The idea was to provide books "so that any child who wanted to read a book on Saturday night or during July would have that chance," said Richard Allington, a professor at the University of Tennessee in Knoxville and co-author of the study.
The study found reading growth similar to that in a separate analysis of various summer school programs. In-class drills will make students to read, Allington said. But voluntary reading, an activity that can "give you goose bumps or make you start to cry," is essential to engaging students and turning them into lifelong readers, he said.
At Ervin's house, his mother, Matilde Rocha, keeps the living room shelves stocked with mostly picture books that she buys at yard sales or gets free from the pediatrician's office. Ervin said she often read with him when he started learning English. Now his language skills have overtaken hers. This summer, he has been reading on his own, looking up words he does not know and mailing postcards to his teacher.

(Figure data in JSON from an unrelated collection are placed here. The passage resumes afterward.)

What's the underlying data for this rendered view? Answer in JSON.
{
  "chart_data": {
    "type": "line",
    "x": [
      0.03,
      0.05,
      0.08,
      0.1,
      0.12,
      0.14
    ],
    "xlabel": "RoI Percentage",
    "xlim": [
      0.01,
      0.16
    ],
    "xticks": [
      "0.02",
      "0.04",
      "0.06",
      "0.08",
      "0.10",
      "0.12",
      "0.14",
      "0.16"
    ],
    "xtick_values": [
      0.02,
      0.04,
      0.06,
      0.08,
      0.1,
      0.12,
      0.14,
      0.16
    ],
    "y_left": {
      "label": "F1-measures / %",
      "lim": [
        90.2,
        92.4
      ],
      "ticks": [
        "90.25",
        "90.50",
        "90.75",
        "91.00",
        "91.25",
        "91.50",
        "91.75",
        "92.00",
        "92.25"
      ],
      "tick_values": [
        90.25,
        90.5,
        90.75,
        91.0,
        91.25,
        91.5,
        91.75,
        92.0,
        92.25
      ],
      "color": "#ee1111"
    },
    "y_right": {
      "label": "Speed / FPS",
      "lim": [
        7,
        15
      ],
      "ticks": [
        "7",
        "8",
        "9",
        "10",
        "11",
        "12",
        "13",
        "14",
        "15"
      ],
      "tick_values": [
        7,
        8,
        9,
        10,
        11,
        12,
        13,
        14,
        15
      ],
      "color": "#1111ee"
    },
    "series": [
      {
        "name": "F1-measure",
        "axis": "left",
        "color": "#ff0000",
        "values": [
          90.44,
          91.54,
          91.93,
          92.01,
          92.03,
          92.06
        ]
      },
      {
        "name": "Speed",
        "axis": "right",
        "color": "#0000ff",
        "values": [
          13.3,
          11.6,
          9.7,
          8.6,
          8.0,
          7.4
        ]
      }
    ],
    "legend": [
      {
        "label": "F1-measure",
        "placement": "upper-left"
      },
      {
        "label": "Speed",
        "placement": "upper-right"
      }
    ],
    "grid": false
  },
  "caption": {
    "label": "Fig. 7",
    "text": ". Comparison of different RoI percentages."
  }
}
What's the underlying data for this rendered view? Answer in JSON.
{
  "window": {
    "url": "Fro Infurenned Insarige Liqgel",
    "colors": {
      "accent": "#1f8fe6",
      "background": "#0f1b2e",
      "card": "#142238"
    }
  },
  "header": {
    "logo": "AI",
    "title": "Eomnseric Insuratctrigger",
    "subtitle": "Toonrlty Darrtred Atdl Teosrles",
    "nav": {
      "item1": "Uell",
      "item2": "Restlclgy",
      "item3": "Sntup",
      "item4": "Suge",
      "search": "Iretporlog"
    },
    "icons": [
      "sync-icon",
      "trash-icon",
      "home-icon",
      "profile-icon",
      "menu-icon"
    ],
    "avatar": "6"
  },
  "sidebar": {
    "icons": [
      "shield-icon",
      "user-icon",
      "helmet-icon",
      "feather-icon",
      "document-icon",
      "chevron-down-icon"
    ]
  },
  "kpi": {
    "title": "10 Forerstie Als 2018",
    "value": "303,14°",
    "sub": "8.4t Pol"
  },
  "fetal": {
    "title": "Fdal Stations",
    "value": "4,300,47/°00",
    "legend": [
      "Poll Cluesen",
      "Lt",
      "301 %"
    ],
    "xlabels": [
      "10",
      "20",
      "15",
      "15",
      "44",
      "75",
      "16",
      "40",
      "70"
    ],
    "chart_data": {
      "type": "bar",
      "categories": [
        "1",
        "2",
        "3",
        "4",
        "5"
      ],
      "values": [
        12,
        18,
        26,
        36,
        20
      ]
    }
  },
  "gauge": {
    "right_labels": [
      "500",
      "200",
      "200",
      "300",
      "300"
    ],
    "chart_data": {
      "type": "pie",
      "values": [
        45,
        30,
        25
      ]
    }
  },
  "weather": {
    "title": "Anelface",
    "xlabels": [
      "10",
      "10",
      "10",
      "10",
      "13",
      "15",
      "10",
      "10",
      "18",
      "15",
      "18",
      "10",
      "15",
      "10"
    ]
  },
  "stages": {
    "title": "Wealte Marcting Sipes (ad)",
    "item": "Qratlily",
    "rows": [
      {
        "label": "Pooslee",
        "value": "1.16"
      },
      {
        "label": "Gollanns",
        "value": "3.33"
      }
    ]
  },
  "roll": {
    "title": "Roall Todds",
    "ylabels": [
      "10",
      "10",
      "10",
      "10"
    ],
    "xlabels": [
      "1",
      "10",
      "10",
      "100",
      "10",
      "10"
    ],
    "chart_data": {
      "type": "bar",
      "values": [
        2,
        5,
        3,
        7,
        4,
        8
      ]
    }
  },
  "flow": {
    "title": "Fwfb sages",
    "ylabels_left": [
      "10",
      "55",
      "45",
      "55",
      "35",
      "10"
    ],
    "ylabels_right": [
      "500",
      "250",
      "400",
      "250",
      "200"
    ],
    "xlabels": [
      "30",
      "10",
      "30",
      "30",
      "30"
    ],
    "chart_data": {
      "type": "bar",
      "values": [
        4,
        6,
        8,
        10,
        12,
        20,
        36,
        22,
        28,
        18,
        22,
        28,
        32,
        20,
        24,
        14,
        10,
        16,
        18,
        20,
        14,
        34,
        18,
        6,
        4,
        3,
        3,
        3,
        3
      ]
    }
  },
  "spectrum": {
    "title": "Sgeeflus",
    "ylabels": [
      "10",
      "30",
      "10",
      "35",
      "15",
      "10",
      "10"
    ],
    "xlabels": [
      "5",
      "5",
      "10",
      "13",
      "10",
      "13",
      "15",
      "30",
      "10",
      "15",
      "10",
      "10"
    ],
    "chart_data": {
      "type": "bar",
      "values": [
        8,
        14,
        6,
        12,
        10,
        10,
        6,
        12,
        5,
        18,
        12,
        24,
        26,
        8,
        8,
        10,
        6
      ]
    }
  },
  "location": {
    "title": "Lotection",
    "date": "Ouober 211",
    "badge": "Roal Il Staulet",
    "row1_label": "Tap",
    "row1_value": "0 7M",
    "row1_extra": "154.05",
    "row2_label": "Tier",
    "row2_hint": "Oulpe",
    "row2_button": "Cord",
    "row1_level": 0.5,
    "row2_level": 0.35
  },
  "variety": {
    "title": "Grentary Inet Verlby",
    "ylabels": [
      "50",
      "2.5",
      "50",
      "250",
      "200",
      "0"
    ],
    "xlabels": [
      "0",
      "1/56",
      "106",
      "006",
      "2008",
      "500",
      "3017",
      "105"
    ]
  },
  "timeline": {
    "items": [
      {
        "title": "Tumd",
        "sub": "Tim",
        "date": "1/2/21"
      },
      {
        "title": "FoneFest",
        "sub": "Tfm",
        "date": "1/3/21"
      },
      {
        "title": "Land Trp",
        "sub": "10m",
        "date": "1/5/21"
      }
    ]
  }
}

At Westlawn Elementary, another school in the program, dozens of dispatches from readers arrived in July on bright blue and orange postcards. Students wrote about their favorite parts of books with such titles as "Mr. Klutz Is Nutz," "Miss Popularity" or "Who Was Harriet Tubman?"
They also sent details about their summer vacations, whether they were going camping or were cooped up with little brothers. One student signed off: "My summer is going grate. I am reading books."